I am working on a personal project in which I want to be able to send one message from a producer to an end-user.
Each message will have a key that identifies the user that has to receive the message.
This is the overall structure I have imagined:
I cannot figure out how I can tell the load balancer that whenever a user with key 2 for example contacts the load balancer, then we have to set up a connection (possibly with a WebSocket) with the consumer handling partitions with key 2 in them. Probably something can be done by using the same technique Kafka uses whenever it has to assign a partition to the key, or by keeping track of the keys each consumer manages.
I do not know whether this is possible, but even if it was, the technique I described would probably make the code too coupled with the architecture.
Could you please help me out with how I can achieve this? I do not want to store messages on a remote data store and retrieve them from a random consumer. I want the consumer to be able to serve the user as soon as possible whenever a connection is established with it. If there is no connection with that user, then I can store the message and deliver it when the connection is ready.
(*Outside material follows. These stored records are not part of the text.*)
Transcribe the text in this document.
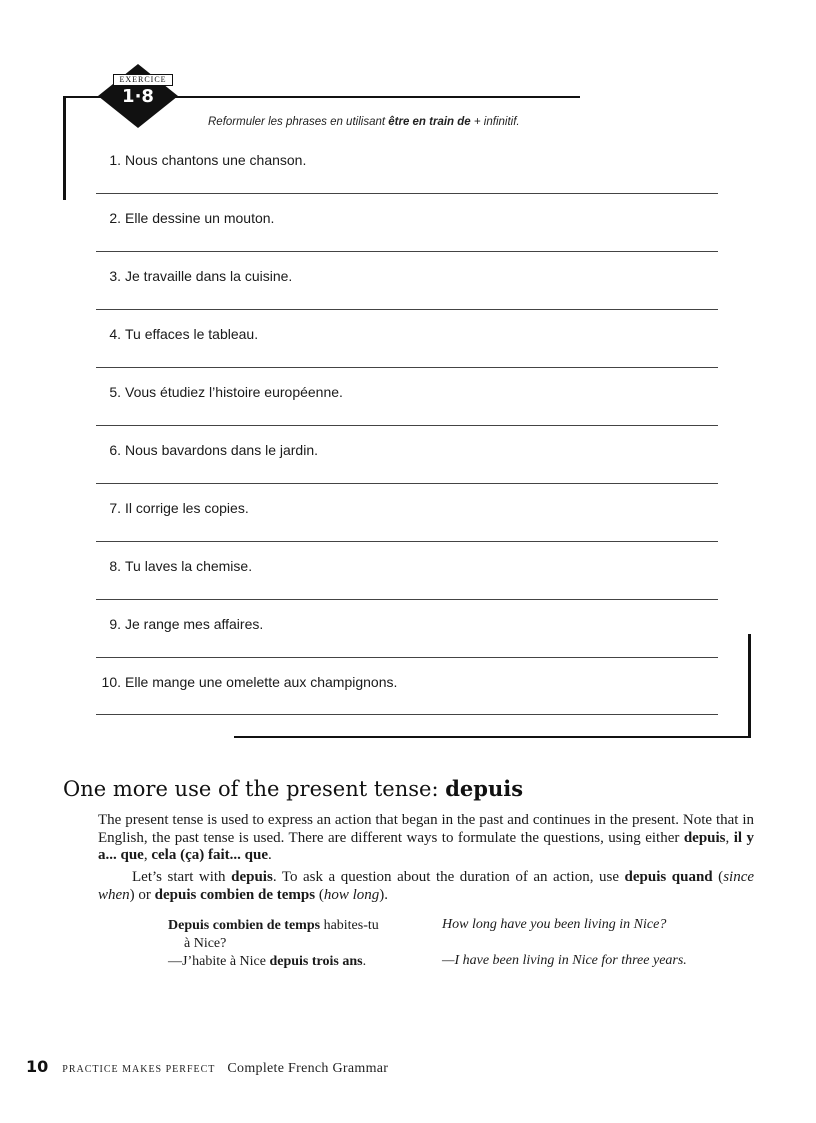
EXERCICE
1·8
Reformuler les phrases en utilisant être en train de + infinitif.
1. Nous chantons une chanson.
2. Elle dessine un mouton.
3. Je travaille dans la cuisine.
4. Tu effaces le tableau.
5. Vous étudiez l’histoire européenne.
6. Nous bavardons dans le jardin.
7. Il corrige les copies.
8. Tu laves la chemise.
9. Je range mes affaires.
10. Elle mange une omelette aux champignons.
One more use of the present tense: depuis
The present tense is used to express an action that began in the past and continues in the present. Note that in English, the past tense is used. There are different ways to formulate the questions, using either depuis, il y a... que, cela (ça) fait... que.
Let’s start with depuis. To ask a question about the duration of an action, use depuis quand (since when) or depuis combien de temps (how long).
Depuis combien de temps habites-tu
à Nice?
How long have you been living in Nice?
—J’habite à Nice depuis trois ans.	—I have been living in Nice for three years.
10 PRACTICE MAKES PERFECT Complete French Grammar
I eventually found useful the Push Messaging technique they use at Netflix. The trick is to add another level of indirection, made of web servers. Whenever a new client connects to one of the web servers, a tuple <client_id, webserver_id> is saved in an external data store. When the consumer needs to send the message to the client having that specific key, it looks it up on the external registry to find where the client is connected. Once it finds it, it sends the message to the right web server that will push the message to the client.